APT hackers successful compromised the networks of two US airport networks in the summer of 2013 as part of a major campaign targeting dozens of others, a report from public sector security non-profit the Center for Internet Security (CIS) has revealed.
The Government-endorsed organisation that helps state bodies and organisations with cybersecurity said it first heard of an attack on four airports, which soon expanded to take in a further eight by the same Advanced Persistent Threat (APT) actor.
After examining logs that showed malicious traffic from airports in two US states, the CIS eventually tracked the attack to a phishing campaign using attachments targeting individuals in the aviation industry, it said. The attack profile was distributed to organisations including the Federal Aviation Authority that eventually turned up traces in the email gateways of 75 airports.
Two airports received technical support after signs that they had been compromised by the campaign, the CIS said.
No indication of the attack's origin is offered in its 2013 annual report (note: 32MB PDF download) although not long ago China would have been the number one suspect. Since then, other states in the Middle East and elsewhere have been reported to have tried similar attacks so the blame game is not as straightforward as it might once have been.

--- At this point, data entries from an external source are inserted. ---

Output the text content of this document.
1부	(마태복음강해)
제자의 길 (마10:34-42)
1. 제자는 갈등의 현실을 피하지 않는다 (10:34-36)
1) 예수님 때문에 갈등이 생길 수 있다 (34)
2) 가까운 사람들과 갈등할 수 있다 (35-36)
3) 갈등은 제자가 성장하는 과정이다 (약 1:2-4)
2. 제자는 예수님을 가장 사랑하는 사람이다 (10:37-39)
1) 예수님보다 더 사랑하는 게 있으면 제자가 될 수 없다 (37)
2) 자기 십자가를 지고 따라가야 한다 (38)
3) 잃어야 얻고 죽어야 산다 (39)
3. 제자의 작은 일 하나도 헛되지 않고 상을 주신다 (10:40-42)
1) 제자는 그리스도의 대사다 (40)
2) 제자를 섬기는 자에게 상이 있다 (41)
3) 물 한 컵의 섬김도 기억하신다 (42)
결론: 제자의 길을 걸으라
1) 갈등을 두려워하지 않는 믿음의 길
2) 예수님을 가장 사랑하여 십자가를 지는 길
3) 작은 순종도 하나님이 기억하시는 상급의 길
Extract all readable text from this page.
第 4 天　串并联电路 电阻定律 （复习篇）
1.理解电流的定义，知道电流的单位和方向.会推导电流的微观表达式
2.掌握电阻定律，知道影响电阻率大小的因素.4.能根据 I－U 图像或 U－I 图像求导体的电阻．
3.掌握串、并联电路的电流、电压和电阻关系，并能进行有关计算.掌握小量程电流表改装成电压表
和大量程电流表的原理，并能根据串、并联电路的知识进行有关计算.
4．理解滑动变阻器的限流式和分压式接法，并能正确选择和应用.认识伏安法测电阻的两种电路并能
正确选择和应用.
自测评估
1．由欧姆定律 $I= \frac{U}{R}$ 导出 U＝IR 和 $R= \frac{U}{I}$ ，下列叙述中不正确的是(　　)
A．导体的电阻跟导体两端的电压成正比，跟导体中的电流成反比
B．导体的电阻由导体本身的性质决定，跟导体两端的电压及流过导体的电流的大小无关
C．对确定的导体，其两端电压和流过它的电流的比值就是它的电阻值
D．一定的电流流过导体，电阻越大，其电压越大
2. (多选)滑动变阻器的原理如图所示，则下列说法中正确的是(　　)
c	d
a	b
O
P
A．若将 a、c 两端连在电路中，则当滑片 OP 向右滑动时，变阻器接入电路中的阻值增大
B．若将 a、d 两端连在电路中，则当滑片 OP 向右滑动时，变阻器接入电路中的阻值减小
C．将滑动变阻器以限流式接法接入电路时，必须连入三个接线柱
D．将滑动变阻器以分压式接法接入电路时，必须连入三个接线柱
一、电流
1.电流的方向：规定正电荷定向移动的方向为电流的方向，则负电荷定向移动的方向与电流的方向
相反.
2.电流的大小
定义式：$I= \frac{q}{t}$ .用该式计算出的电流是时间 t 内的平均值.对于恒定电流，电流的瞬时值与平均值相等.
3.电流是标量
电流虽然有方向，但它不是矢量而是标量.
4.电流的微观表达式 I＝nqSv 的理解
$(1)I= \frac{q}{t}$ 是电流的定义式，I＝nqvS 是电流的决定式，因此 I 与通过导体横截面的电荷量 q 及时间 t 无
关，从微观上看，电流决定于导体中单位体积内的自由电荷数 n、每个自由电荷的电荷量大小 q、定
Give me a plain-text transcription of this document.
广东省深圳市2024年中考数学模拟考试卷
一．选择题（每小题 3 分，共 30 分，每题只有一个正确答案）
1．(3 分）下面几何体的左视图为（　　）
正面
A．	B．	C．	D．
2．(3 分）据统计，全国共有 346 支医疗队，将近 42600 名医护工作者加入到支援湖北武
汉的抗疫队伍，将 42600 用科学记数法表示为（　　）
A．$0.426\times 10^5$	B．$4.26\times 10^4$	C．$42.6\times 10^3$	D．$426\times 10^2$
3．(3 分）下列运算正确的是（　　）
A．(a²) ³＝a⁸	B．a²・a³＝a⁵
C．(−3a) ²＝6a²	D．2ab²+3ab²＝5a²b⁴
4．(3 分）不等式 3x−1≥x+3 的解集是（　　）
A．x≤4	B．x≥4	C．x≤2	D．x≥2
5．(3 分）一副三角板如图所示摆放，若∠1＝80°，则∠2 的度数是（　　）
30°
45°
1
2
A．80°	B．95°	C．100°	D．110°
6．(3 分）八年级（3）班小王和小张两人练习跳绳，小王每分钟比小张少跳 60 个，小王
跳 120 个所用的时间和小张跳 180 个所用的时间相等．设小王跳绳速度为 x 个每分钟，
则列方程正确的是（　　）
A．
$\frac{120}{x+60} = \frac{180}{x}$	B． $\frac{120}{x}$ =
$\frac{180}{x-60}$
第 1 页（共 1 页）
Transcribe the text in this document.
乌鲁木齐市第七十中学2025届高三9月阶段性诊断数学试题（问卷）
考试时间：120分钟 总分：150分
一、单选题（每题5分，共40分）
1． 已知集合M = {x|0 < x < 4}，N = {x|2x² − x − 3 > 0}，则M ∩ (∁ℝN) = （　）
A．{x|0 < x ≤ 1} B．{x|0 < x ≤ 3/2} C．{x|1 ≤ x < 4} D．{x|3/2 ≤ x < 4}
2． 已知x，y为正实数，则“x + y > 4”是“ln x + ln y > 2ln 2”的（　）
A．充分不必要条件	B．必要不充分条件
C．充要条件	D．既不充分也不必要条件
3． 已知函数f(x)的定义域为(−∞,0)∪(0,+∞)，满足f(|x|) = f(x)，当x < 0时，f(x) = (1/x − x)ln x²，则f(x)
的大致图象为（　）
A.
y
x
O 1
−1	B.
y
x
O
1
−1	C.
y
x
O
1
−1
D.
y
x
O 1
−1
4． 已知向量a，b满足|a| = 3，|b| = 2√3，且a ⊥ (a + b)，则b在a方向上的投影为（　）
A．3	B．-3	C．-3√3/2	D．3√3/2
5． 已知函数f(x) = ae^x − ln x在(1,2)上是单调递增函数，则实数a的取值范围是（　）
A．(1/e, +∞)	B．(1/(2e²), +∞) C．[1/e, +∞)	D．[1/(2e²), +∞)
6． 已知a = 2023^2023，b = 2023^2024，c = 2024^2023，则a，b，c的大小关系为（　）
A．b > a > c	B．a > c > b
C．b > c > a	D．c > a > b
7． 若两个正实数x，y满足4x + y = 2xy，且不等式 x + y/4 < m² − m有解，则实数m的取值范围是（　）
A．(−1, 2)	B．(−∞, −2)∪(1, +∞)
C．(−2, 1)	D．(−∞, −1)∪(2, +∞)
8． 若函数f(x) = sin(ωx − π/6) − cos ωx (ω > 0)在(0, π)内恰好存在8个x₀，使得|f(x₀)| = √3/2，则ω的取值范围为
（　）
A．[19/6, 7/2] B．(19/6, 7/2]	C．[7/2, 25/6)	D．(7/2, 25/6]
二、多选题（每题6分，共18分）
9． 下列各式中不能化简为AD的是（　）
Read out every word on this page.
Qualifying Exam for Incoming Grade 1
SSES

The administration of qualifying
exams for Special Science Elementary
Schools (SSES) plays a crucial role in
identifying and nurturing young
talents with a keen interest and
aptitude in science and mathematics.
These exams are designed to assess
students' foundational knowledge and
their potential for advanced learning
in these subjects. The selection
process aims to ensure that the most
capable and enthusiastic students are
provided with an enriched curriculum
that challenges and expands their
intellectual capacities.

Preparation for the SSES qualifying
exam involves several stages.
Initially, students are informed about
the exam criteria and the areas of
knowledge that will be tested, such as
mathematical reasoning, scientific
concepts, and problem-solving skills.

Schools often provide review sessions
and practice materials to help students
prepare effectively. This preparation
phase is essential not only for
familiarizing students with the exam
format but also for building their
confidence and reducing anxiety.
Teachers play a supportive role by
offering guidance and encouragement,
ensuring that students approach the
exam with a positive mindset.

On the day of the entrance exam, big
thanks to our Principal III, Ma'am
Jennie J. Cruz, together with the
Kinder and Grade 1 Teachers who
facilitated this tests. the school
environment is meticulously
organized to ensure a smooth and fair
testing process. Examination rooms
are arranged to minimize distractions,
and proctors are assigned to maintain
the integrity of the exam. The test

The organisation did say that the number of logs in it analysed in US State, Local, Tribal and Territorial (SLLT) bodies doubled in 2013, with the piece of malware detected in two third of cases being Trojans connected to the later disrupted ZeroAccess botnet.
Overall, it recorded 48 significant CERT-level cybersecurity incidents in 2013, up from 21 in 2012.
"We are seeing unprecedented growth in cyber incidents and that trend will only increase as we move more of our personal and professional lives online," said CIS president and CEO, William Pelgrin.
The CIS offer US public sector organisations alerts from its realtime Managed Security Services (MSS) platform.